While Zhu Kuan officials deny the land transfer is asset stripping, Business Week points out that the fight is being seen as a test of whether the former colony can enforce its standards on assets controlled by mainland companies -- Zhu Kuan has in fact asked the court to dismiss the case for lack of jurisdiction!

More important, with an independent legal and regulatory system in China almost non-existent, the Zhu Kuan episode reflects the serious problems western institutions are likely to face when the China boom slows down, particularly in cases where government-promoted firms are the defaulters.

In the Zhu Kuan/Zhuhai case, the city built all manner of projects that never really paid off. An $800 million international airport, for instance, never received Beijing's permission to land international flights, and so serves fewer passengers in a year than Hong Kong does in a week.
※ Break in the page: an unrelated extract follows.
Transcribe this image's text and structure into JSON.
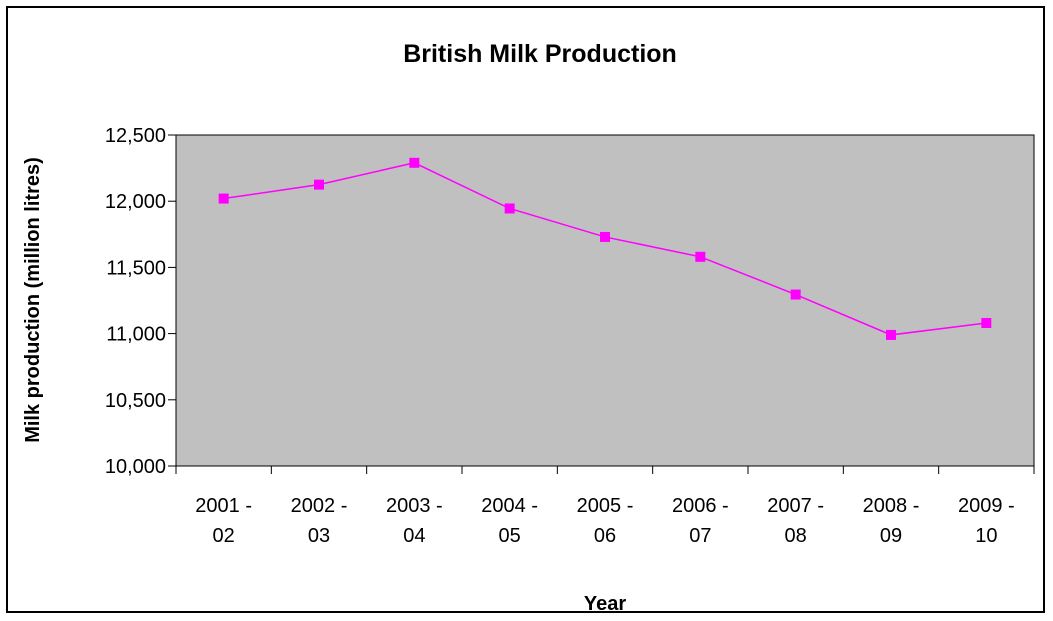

Similarly, good money, probably borrowed from some western financial institution, was used to develop a Formula 1 high-performance track, but for whatever reason, the Formula 1 approvals never materialised.

RSM Nelson Wheeler, which has been appointed by the Hong Kong court as the provisional liquidators told Business Week that Zhuhai authorities were not making company records and public documents available -- part of the shares of Zhu Kuan's Hong Kong listed arm were, for instance, transferred to a company outside the control of the group, a company which is controlled by the Zhuhai municipal government!

When the liquidators petitioned the Zhuhai Intermediate People's Court for an administrative review of the land confiscation, the court demanded a $1.2 million fee -- the customary fee, Business Week was told by Zhu Kuan's creditors, is $12!

What's the moral of the story? The easy one, especially for an Indian, is to say this shows India is a lot more stable than China as far as investments are concerned -- of course, US investors like Enron and GE who put in money into the Dabhol power plant will question such an assertion.

But two points are obvious.

With the country's growth future somewhat perilous, it's unlikely the Communist rulers will loosen their grip anytime in the near future.

More important, with so much asset creation, and a lot of which is clearly sub-optimal, China will have to continue to grow at an even faster pace if it is to service the debts assumed along the way. That also means China's export drive just cannot falter.

Whether that is possible with increased US-China trade tension, and powerful US pressure for China to revalue its currency, is something worth paying serious thought to.

What does this say of the future ? It's difficult to say, but I'd go along with the old Chinese saying: it's very difficult to prophesy, especially about the future!